Set parameters.tokenizer to a path under /test_data — this is what triggers offline mode. Reference the MinIO prefix in test_data_ref:

Terminal window
curl -X POST https://<eval-hub-host>/api/v1/evaluations/jobs \
-H "Authorization: Bearer <token>" \
-H "X-Tenant: <namespace>" \
-H "Content-Type: application/json" \
-d '{
"name": "arc_easy evaluation",
"model": {
"url": "https://my-model.apps.example.com/v1",
"name": "meta-llama/Llama-3.2-1B-Instruct"
},
"benchmarks": [
{
"id": "arc_easy",
"provider_id": "lm_evaluation_harness",
"parameters": {
"tokenizer": "/test_data/tokenizer"
},
"test_data_ref": {
"s3": {
"bucket": "mlpipeline",
"key": "offline/",
"secret_ref": "minio-credentials"
}
}
}
]
}'

The init container syncs the entire offline/ prefix to /test_data/, so all datasets and the tokenizer are available at their expected paths. Once the layout is detected, all offline-related environment variables (HF_HOME, HF_DATASETS_OFFLINE, HF_HUB_OFFLINE) are set automatically.
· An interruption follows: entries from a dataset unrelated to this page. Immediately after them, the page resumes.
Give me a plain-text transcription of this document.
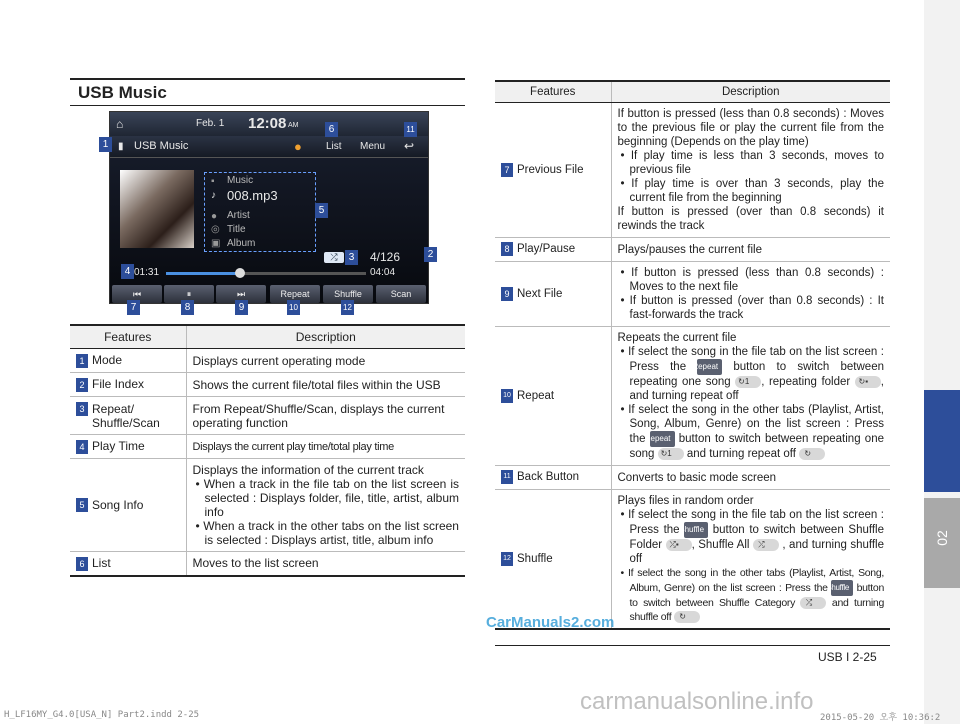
02
USB Music
⌂	Feb. 1 12:08 AM
▮ USB Music	● List Menu ↩
▪ Music
♪ 008.mp3
● Artist
◎ Title
▣ Album
⤮	4/126
01:31	04:04
⏮	⏸	⏭	Repeat	Shuffle	Scan
1
2
3
4
5
6
7	8	9	10
11
12
Features	Description
1 Mode	Displays current operating mode
2 File Index	Shows the current file/total files within the USB

3 Repeat/ Shuffle/Scan	From Repeat/Shuffle/Scan, displays the current operating function
4 Play Time	Displays the current play time/total play time
5 Song Info	Displays the information of the current track
• When a track in the file tab on the list screen is selected : Displays folder, file, title, artist, album info
• When a track in the other tabs on the list screen is selected : Displays artist, title, album info

6 List	Moves to the list screen
Features	Description
7 Previous File	If button is pressed (less than 0.8 seconds) : Moves to the previous file or play the current file from the beginning (Depends on the play time)
• If play time is less than 3 seconds, moves to previous file
• If play time is over than 3 seconds, play the current file from the beginning
If button is pressed (over than 0.8 seconds) it rewinds the track

8 Play/Pause	Plays/pauses the current file
9 Next File	• If button is pressed (less than 0.8 seconds) : Moves to the next file
• If button is pressed (over than 0.8 seconds) : It fast-forwards the track

10 Repeat	Repeats the current file
• If select the song in the file tab on the list screen : Press the Repeat button to switch between repeating one song ↻1 , repeating folder ↻▪ , and turning repeat off
• If select the song in the other tabs (Playlist, Artist, Song, Album, Genre) on the list screen : Press the Repeat button to switch between repeating one song ↻1 and turning repeat off ↻

11 Back Button	Converts to basic mode screen
12 Shuffle	Plays files in random order
• If select the song in the file tab on the list screen : Press the Shuffle button to switch between Shuffle Folder ⤮▪ , Shuffle All ⤮ , and turning shuffle off
• If select the song in the other tabs (Playlist, Artist, Song, Album, Genre) on the list screen : Press the Shuffle button to switch between Shuffle Category ⤮ and turning shuffle off ↻
CarManuals2.com
USB I 2-25
carmanualsonline.info
H_LF16MY_G4.0[USA_N] Part2.indd 2-25	2015-05-20 오후 10:36:2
EvalHub runs one Kubernetes Job per benchmark. Each benchmark therefore needs its own test_data_ref, but they can all point to the same MinIO prefix — upload once to offline/ and reuse the same ref on every entry:

{
"name": "offline evaluation",
"model": {
"url": "https://my-model.apps.example.com/v1",
"name": "meta-llama/Llama-3.2-1B-Instruct"
},
"benchmarks": [
{
"id": "arc_easy",
"provider_id": "lm_evaluation_harness",
"parameters": { "tokenizer": "/test_data/tokenizer" },
"test_data_ref": { "s3": { "bucket": "mlpipeline", "key": "offline/", "secret_ref": "minio-credentials" } }
},
{
"id": "hellaswag",
"provider_id": "lm_evaluation_harness",
"parameters": { "tokenizer": "/test_data/tokenizer" },
"test_data_ref": { "s3": { "bucket": "mlpipeline", "key": "offline/", "secret_ref": "minio-credentials" } }
}
]
}

Init container fails before evaluation starts

The MinIO credentials Secret is missing or incorrect. Verify it exists in the job namespace and contains AWS_ACCESS_KEY_ID, AWS_SECRET_ACCESS_KEY, AWS_DEFAULT_REGION, and AWS_S3_ENDPOINT.
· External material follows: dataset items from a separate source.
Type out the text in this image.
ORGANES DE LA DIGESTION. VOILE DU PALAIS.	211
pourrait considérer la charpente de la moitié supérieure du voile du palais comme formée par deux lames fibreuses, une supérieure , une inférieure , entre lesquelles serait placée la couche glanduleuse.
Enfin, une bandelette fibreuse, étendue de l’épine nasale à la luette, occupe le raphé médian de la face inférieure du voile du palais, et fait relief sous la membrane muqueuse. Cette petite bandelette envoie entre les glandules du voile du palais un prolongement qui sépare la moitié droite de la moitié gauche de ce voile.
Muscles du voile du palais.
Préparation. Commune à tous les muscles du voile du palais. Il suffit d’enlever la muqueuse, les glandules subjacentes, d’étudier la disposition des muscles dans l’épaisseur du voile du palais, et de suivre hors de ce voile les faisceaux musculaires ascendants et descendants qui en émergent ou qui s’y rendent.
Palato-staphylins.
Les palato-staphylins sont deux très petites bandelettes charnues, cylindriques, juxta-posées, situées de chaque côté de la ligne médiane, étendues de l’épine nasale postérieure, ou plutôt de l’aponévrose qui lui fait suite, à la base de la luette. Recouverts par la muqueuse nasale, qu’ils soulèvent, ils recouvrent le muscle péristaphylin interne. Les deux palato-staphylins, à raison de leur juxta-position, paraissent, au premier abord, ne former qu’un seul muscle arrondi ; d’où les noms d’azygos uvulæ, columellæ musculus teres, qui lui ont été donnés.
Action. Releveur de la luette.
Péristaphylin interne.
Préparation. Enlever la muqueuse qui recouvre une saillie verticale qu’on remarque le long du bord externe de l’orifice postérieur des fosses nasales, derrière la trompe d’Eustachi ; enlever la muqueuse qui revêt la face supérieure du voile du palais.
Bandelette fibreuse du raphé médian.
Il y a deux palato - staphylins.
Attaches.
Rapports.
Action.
Evaluation fails with a network error

The dataset bundle was not found in MinIO or the slug does not match. The slug is case-sensitive — verify it matches exactly what was uploaded.

Wrong slug format

Check docs/dataset-mapping.md for the correct dataset_path and dataset_name for your benchmark:

  • With subset: dataset_path.replace("/", "--") + "--" + dataset_nameallenai--ai2_arc--ARC-Easy
  • Without subset (Subset column is -): dataset_path.replace("/", "--") only → hellaswag

Only drop the subset suffix when the Subset column in docs/dataset-mapping.md is explicitly -. If the benchmark has a subset (e.g. arc_easy uses ARC-Easy), omitting it will produce the wrong slug and the bundle will not be found.

Offline mode not triggered

parameters.tokenizer must be set to a path under /test_data (e.g. /test_data/tokenizer), and /test_data must exist after the init container completes.

Tokenizer not found

The path in parameters.tokenizer must match where the tokenizer was uploaded. If you used the default ./staging/tokenizer/ and the prefix offline/, the pod path is /test_data/tokenizer.